I tried Harvey next. Maybe I could catch him before he left to meet Carl for dinner. He didn’t answer his cell phone, which was not surprising. When I called his hotel, they said that he had checked out, which was more than surprising. It was disturbing. When he didn’t answer his home phone in Boston, I was more than disturbed. I was worried. Harvey rarely deviated from his planned schedule.
I was still trying to find him, leaving urgent messages at both his numbers, when I had to board the ten o’clock flight home.
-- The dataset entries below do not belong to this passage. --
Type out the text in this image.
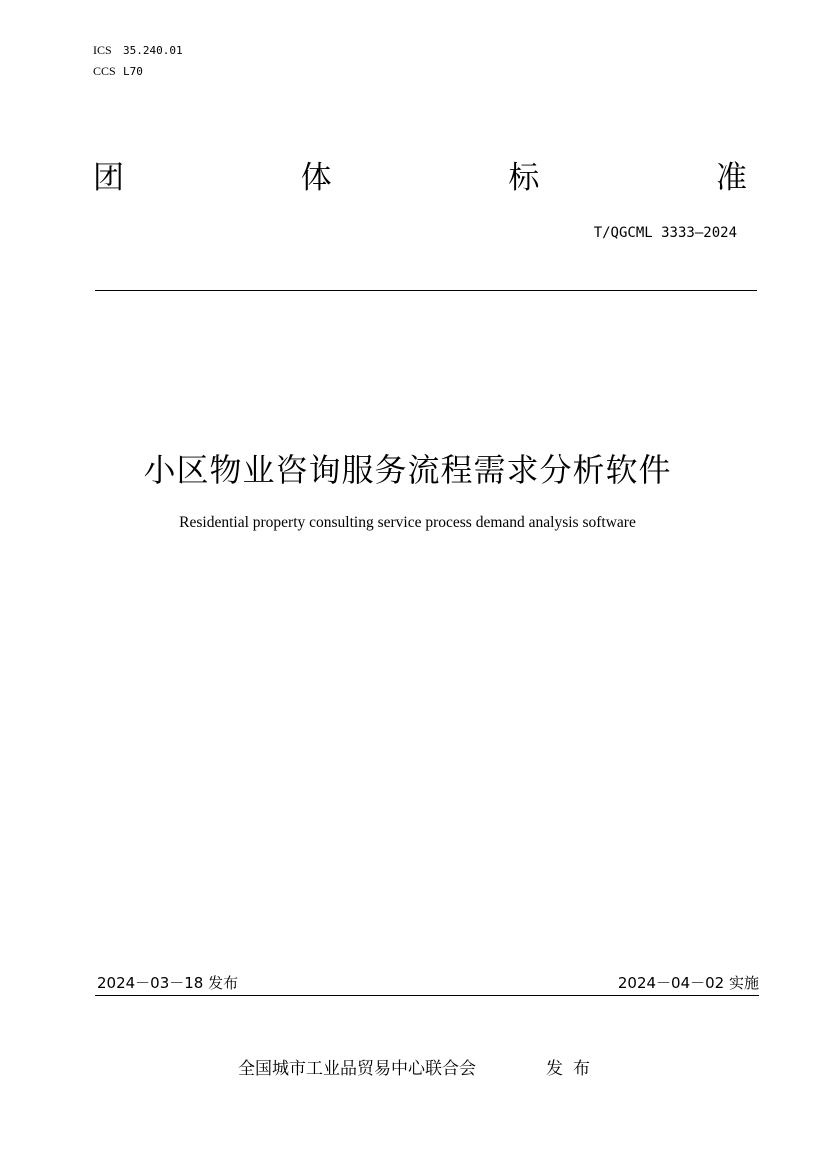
ICS 35.240.01
CCS L70
团	体	标	准
T/QGCML 3333—2024
小区物业咨询服务流程需求分析软件
Residential property consulting service process demand analysis software
2024－03－18 发布	2024－04－02 实施
全国城市工业品贸易中心联合会	发布
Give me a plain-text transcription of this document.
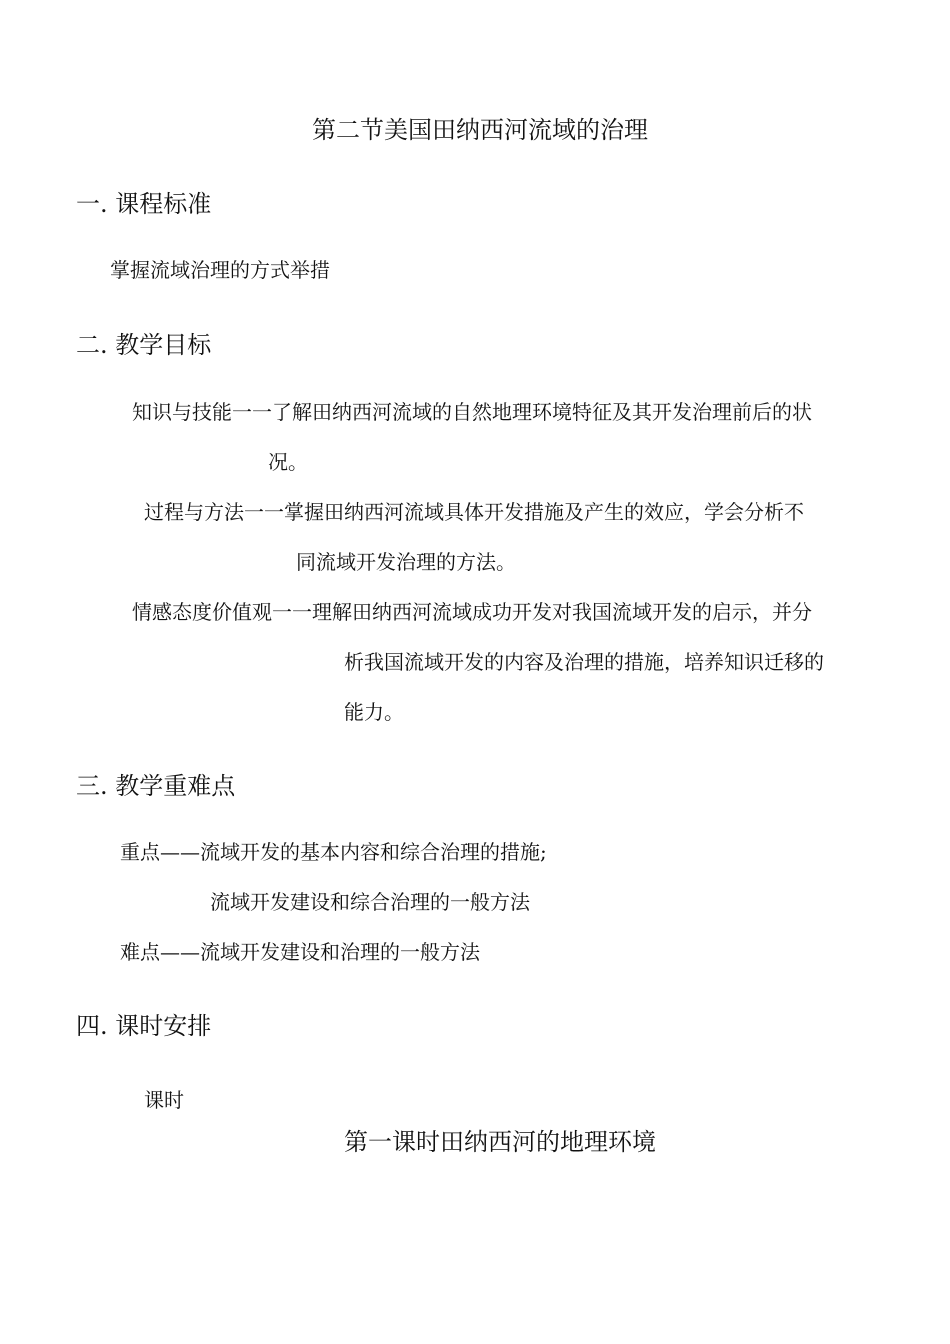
第二节美国田纳西河流域的治理
一. 课程标准
掌握流域治理的方式举措
二. 教学目标
知识与技能一一了解田纳西河流域的自然地理环境特征及其开发治理前后的状
况。
过程与方法一一掌握田纳西河流域具体开发措施及产生的效应，学会分析不
同流域开发治理的方法。
情感态度价值观一一理解田纳西河流域成功开发对我国流域开发的启示，并分
析我国流域开发的内容及治理的措施，培养知识迁移的
能力。
三. 教学重难点
重点——流域开发的基本内容和综合治理的措施;
流域开发建设和综合治理的一般方法
难点——流域开发建设和治理的一般方法
四. 课时安排
课时
第一课时田纳西河的地理环境
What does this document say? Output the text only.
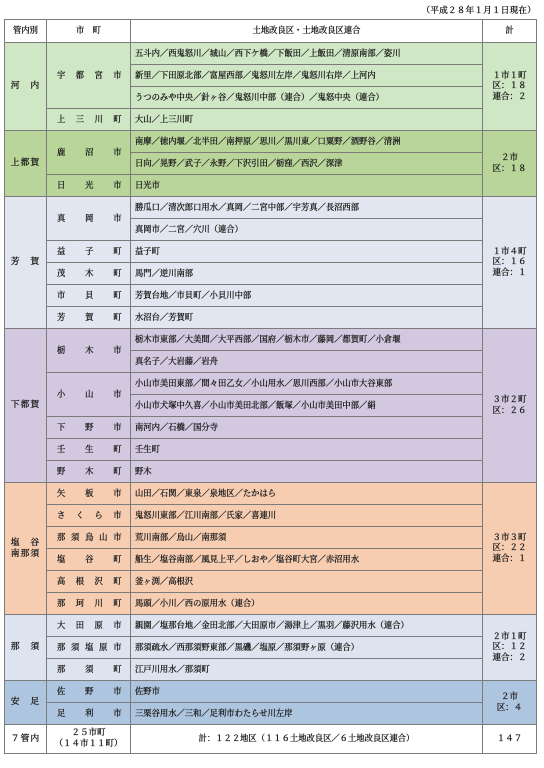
（平成２８年１月１日現在）
管内別	市　町	土地改良区・土地改良区連合	計
河　内	宇都宮市	五斗内／西鬼怒川／城山／西下ケ橋／下飯田／上飯田／清原南部／姿川	１市１町
区：１８
連合：２

		新里／下田原北部／富屋西部／鬼怒川左岸／鬼怒川右岸／上河内	
		うつのみや中央／針ヶ谷／鬼怒川中部（連合）／鬼怒中央（連合）	
	上三川町	大山／上三川町	
上都賀	鹿沼市	南摩／徳内堰／北半田／南押原／思川／黒川東／口粟野／酒野谷／清洲	２市
区：１８

		日向／晃野／武子／永野／下沢引田／栃窪／西沢／深津	
	日光市	日光市	
芳　賀	真岡市	勝瓜口／清次郎口用水／真岡／二宮中部／宇芳真／長沼西部	１市４町
区：１６
連合：１

		真岡市／二宮／穴川（連合）	
	益子町	益子町	
	茂木町	馬門／逆川南部	
	市貝町	芳賀台地／市貝町／小貝川中部	
	芳賀町	水沼台／芳賀町	
下都賀	栃木市	栃木市東部／大美間／大平西部／国府／栃木市／藤岡／都賀町／小倉堰	３市２町
区：２６

		真名子／大岩藤／岩舟	
	小山市	小山市美田東部／間々田乙女／小山用水／思川西部／小山市大谷東部	
		小山市犬塚中久喜／小山市美田北部／飯塚／小山市美田中部／絹	
	下野市	南河内／石橋／国分寺	
	壬生町	壬生町	
	野木町	野木	
塩　谷
南那須	矢板市	山田／石関／東泉／泉地区／たかはら	３市３町
区：２２
連合：１

	さくら市	鬼怒川東部／江川南部／氏家／喜連川	
	那須烏山市	荒川南部／烏山／南那須	
	塩谷町	船生／塩谷南部／風見上平／しおや／塩谷町大宮／赤沼用水	
	高根沢町	釜ヶ渕／高根沢	
	那珂川町	馬頭／小川／西の原用水（連合）	
那　須	大田原市	親園／塩那台地／金田北部／大田原市／湯津上／黒羽／藤沢用水（連合）	２市１町
区：１２
連合：２

	那須塩原市	那須疏水／西那須野東部／黒磯／塩原／那須野ヶ原（連合）	
	那須町	江戸川用水／那須町	
安　足	佐野市	佐野市	２市
区：４

	足利市	三栗谷用水／三和／足利市わたらせ川左岸	
７管内	２５市町
（１４市１１町）	計：１２２地区（１１６土地改良区／６土地改良区連合）	１４７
Back in Boston, the hunt for a parking space was the usual nightmare. The cars double-parked up and down Beacon Street with their parking lights flashing signaled another bad night for anyone in the Back Bay without an assigned parking space. I circled the block several times before giving up and making my way to the mammoth parking garage under the Boston Common, where there was always space for those willing to pay. I hated paying for parking in my own neighborhood.
The idea came to me as I rode the elevator up to the surface. Without giving myself a chance to overthink it, I turned on Charles instead of crossing and walked the short distance to the familiar dwelling on Chestnut Street. I stood for what seemed like a long time on the front steps with my finger poised over the buzzer. I collected myself, pushed the button, and waited. When the answer came, I talked fast.